Con todo, había inquilinos en casa, y doña Marta, como era natural, solía dormir. Y Antonio hizo de incógnito un viaje á la capital, y se entendió con una inquilina, y la inquilina, burlando la vigilancia de la patrona, se entendió con Juanita. Hubo más: una mañana, mientras doña Marta al salir de misa se volvió para hacer la reverencia, Antonio y su amada se dijeron cuatro palabras con los ojos: Estoy firme: no hay cuidado.
Antonio no podía permanecer muchos días en Quito, y se volvió á su quinta; pero trajo algún consuelo y lo dejó también á la pobre Juanita. Sobre todo, pudo dejar arreglada la manera de corresponderse con ella.
Cerca de cuatro meses habían trascurrido. Una mañana tía y sobrina salían de misa de la iglesia de la Compañía de Jesús, y dieron de manos á boca con un grupo de oficiales, que fumaban y charlaban alegremente. Juanita, para embozarse mejor, abrió un instante el pañolón tirando de los bordes á derecha é izquierda, y este acto inocente descubrió su belleza á los ojos maliciosos de aquellos militares. —¡Cáspita! dijo el más joven, cuadrándose delante de ella, ¿de dónde ha asomado por acá esta maravilla? Por vida de sanes, qué ojos, y qué boca y qué todo!
Doña Tecla se santiguó, tiró del traje á su sobrina, y esquivando al oficial apretaron ambas el paso —Encomiéndate á la Virgen, decía por lo bajo á Juanita; di Jesús, Jesús, Jesús.

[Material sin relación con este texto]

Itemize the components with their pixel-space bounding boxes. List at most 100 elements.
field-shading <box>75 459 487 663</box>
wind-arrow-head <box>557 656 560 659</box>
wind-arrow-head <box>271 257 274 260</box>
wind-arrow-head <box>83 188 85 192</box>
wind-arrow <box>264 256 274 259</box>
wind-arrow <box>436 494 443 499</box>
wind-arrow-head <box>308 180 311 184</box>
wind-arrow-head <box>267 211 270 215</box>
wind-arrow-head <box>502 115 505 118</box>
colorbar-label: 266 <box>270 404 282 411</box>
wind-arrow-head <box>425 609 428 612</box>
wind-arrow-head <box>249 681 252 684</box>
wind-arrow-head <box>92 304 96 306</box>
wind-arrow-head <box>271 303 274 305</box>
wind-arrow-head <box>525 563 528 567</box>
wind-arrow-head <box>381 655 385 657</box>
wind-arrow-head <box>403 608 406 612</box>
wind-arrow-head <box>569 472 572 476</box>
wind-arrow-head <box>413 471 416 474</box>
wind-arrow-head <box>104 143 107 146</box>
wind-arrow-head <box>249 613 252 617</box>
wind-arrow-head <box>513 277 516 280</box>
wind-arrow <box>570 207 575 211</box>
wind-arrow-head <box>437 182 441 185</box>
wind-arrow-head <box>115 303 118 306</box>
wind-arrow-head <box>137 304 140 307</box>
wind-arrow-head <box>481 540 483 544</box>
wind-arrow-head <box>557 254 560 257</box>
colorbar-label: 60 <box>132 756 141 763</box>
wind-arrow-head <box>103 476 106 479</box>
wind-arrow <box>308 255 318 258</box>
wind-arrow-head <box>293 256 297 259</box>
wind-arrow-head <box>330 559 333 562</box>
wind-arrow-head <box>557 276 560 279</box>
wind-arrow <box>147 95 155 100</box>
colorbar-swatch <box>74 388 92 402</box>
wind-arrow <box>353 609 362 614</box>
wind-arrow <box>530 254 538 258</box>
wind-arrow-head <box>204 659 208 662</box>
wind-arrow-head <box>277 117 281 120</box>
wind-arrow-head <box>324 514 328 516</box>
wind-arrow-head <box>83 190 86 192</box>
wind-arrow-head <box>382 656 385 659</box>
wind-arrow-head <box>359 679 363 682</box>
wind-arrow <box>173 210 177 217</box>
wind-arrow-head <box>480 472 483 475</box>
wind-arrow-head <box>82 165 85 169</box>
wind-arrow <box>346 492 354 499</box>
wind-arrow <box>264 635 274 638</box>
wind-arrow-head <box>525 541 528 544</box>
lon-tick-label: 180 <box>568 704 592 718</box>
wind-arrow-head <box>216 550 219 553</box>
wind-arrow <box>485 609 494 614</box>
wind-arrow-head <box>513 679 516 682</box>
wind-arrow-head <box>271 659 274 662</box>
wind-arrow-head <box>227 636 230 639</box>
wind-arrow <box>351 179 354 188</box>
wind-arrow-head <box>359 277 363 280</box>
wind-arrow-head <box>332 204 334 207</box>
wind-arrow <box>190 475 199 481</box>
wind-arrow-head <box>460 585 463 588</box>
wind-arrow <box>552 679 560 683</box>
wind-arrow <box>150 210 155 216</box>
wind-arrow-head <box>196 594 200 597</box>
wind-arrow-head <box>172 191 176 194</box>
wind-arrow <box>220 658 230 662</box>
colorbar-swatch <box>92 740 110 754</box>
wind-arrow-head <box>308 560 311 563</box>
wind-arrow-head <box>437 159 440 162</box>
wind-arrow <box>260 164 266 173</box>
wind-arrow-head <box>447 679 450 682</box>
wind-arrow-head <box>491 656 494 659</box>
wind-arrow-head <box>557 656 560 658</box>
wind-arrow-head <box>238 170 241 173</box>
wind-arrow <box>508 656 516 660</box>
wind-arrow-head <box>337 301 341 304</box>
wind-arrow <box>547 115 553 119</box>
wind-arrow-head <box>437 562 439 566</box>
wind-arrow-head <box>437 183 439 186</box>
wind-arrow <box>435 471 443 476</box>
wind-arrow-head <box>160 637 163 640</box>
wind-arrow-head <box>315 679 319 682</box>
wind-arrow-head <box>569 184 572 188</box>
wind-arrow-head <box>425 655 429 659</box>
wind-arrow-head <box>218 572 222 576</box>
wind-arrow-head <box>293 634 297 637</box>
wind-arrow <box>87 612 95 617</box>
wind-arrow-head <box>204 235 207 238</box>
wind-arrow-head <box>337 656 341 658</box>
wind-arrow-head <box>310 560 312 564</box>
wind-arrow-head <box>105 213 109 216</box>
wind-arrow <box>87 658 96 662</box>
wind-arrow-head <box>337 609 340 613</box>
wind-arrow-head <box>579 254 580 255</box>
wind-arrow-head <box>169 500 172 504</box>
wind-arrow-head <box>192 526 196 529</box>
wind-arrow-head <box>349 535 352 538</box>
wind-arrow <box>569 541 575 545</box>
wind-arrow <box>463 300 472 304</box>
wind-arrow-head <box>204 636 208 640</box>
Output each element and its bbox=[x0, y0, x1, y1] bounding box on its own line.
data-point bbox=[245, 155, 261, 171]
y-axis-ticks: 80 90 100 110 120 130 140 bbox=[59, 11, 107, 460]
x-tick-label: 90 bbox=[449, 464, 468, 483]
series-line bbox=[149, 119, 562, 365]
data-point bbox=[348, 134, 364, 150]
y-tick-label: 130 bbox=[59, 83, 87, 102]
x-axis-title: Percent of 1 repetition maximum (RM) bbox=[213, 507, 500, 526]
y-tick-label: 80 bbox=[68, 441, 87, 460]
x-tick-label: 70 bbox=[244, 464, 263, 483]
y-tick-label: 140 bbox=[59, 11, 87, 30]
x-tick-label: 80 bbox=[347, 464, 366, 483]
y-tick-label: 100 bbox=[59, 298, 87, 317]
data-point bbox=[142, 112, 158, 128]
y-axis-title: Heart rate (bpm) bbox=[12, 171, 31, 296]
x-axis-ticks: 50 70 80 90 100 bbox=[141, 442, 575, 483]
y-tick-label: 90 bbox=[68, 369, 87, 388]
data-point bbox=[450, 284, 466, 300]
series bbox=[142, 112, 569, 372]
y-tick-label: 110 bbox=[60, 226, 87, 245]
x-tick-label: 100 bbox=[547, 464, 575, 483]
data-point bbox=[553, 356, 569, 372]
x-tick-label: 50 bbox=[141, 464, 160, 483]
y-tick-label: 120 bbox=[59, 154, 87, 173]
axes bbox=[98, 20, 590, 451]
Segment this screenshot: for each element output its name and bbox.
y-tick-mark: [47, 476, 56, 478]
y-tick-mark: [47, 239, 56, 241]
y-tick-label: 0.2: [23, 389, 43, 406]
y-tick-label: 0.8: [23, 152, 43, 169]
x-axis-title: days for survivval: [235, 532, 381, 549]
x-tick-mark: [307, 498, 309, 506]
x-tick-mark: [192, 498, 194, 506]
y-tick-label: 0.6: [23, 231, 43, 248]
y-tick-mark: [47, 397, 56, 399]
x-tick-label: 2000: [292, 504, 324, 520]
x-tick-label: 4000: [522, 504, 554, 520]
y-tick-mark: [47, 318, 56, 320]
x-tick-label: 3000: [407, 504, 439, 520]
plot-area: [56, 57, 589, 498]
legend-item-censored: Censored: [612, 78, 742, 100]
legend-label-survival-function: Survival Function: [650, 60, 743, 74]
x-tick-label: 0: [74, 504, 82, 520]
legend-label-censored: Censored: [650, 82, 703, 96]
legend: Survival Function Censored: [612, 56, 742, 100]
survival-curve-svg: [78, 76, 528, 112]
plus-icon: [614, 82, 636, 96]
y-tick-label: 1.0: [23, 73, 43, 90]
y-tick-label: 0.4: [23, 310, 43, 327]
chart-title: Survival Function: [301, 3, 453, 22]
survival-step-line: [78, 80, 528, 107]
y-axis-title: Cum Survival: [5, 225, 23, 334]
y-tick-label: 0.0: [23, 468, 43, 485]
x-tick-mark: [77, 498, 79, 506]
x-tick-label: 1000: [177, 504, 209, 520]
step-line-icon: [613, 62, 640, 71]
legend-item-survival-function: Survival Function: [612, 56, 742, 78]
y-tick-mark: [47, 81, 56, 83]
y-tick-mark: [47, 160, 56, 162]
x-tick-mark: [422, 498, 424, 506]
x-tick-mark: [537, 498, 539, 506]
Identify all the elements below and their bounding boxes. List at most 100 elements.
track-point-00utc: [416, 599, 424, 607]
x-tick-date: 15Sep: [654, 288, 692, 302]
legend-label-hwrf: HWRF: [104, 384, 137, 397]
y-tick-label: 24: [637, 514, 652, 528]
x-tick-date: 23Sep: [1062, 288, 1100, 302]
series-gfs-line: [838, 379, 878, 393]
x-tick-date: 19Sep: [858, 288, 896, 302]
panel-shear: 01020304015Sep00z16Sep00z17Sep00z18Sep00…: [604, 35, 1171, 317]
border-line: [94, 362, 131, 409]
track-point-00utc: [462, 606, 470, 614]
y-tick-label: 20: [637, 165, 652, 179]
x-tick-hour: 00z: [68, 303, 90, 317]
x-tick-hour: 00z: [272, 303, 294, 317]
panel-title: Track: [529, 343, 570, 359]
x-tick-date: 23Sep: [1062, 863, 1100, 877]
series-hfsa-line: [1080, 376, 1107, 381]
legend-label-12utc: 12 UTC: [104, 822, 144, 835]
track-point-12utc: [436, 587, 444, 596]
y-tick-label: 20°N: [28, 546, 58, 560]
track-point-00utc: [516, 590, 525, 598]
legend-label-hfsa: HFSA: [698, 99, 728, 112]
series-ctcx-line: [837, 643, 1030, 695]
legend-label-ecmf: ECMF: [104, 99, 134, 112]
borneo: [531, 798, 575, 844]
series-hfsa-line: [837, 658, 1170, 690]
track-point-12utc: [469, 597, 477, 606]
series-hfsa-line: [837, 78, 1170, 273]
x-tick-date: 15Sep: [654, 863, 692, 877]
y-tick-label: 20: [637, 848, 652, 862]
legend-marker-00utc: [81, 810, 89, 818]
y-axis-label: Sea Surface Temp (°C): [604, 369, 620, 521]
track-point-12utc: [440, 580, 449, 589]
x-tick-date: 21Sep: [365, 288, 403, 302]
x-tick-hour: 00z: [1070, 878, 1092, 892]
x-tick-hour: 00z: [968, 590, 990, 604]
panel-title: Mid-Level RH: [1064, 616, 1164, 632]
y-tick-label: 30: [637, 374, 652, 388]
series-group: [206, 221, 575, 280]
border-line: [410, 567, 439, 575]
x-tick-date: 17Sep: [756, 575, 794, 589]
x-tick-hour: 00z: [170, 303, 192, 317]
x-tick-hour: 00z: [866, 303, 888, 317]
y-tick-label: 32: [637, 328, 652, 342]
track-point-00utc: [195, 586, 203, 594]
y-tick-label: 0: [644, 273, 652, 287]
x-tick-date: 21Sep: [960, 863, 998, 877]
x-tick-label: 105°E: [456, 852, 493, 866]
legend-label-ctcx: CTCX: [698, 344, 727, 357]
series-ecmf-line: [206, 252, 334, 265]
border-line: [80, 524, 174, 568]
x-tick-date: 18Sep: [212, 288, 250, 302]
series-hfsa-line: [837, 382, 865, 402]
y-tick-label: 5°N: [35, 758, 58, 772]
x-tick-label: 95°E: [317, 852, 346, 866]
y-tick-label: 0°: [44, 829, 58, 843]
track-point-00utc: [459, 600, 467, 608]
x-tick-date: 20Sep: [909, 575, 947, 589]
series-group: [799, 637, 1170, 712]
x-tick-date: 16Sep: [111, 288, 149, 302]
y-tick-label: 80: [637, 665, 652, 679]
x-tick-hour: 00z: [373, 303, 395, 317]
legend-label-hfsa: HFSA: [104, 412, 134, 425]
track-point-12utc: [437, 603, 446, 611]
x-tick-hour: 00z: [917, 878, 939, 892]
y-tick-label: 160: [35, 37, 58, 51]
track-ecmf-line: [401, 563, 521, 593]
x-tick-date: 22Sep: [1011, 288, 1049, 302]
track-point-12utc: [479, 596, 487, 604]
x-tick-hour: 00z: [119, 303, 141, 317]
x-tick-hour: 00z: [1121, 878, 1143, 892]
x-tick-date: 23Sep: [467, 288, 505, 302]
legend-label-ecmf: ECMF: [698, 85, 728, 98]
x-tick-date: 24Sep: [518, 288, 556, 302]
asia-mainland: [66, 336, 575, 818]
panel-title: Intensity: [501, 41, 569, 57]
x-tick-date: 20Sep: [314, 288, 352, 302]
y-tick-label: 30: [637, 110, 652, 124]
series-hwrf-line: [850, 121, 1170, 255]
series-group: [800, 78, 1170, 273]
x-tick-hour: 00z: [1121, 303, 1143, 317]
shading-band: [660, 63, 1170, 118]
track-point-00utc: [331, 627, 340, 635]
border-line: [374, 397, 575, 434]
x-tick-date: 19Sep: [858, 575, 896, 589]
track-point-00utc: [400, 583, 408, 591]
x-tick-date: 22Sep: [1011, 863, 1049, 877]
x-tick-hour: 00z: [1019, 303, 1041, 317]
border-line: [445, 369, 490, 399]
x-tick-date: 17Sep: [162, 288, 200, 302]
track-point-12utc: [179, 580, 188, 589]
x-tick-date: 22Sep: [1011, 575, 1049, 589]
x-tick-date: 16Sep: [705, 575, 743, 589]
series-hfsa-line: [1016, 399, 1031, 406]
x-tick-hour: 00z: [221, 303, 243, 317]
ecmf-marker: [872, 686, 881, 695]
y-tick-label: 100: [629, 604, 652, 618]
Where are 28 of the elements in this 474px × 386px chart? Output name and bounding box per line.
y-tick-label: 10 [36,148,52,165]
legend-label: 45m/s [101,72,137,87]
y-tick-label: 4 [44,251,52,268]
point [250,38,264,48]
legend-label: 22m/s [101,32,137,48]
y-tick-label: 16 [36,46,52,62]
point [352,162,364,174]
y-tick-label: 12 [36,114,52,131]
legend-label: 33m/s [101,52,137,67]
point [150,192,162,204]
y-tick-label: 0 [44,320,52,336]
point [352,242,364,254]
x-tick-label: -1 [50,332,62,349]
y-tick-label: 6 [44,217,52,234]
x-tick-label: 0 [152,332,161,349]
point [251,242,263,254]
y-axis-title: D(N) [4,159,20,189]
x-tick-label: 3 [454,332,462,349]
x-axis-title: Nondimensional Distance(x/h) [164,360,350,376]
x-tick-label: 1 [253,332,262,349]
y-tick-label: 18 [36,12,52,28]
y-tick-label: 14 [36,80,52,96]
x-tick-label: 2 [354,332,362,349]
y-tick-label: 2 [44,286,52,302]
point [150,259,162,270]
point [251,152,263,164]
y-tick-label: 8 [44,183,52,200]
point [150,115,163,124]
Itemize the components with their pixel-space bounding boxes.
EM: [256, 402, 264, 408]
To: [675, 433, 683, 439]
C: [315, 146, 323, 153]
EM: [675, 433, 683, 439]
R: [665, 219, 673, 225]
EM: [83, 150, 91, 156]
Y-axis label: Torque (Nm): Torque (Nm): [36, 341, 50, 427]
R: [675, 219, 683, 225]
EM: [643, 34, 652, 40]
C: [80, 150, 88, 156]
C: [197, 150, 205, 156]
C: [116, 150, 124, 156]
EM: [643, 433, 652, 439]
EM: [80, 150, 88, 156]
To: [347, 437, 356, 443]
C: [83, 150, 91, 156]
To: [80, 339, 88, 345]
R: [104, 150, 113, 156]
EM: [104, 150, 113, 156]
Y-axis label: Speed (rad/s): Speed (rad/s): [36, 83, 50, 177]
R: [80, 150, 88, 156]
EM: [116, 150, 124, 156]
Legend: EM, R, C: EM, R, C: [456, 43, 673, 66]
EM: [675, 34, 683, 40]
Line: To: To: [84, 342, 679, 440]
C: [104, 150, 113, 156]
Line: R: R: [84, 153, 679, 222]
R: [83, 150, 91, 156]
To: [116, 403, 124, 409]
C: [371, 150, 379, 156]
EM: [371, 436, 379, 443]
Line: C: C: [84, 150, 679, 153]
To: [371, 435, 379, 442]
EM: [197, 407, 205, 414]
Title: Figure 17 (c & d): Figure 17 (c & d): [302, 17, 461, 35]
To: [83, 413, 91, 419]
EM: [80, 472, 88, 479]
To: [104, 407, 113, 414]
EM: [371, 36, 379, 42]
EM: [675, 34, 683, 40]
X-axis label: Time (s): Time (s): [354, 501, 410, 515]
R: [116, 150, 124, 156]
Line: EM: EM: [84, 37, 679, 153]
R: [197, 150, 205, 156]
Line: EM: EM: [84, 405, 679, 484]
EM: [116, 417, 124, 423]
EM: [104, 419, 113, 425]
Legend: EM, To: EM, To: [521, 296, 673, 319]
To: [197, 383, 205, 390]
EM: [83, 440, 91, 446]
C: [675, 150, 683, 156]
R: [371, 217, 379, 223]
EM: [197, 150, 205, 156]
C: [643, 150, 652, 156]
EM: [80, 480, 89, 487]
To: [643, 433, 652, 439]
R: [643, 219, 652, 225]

Y repetía las santiguadas, y casi corría arrastrando á la sobrina. Seguíalas el oficial y decía: —Chica, ¿dónde vives? Mira que quiero ser tu amigo. Señora; oiga señora, no apriete tanto el paso; mire que no soy el diablo ni voy á cargarme con su hija.
—¡Jesús! vida mía, ¡Jesús! ¡Qué tentación ésta! ¡Santo ángel de nuestra guarda! Juanita, mira que no puede una venir ni á misa. ¡Cuándo vuelvo contigo á esta Compañía!
El joven soldado continuó detrás sin contener su torrente de requiebros; ellas al fin se metieron á su casa y cerraron violentamente la puerta. El oficial pudo decirles todavía: —¿Conque aquí viven, hé? Muy bien, muy bien. Linda, hasta luégo; yo volveré y te haré una visita.
—¡Hija, misericordia! exclamó doña Marta, fatigada y sudando; hija Juanita, esto está peor que lo del Antonio; peor, peor. Este Satanás de pantalón colorado verás lo que hace. ¡Misericordia! si estoy medio muerta.
Juanita, que en verdad estuvo también bastante asustada, procuró dominar su emoción y calmar á su tía. Pero ésta le dijo al fin: —Hijita mía, á Ambato, no hay más remedio: te mando á Ambato, pronto, pronto. Allá tu tía Tecla verá lo que hace contigo, y tú misma abrirás los ojos, verás tu suerte y no harás la locura de casarte con ese tal Antonio. ¡Un soldado! ¡Jesús me valga! Esto está horrible. A Ambato, hija, á Ambato. Un soldado es peor que mil Antonios: es el mismo enemigo malo.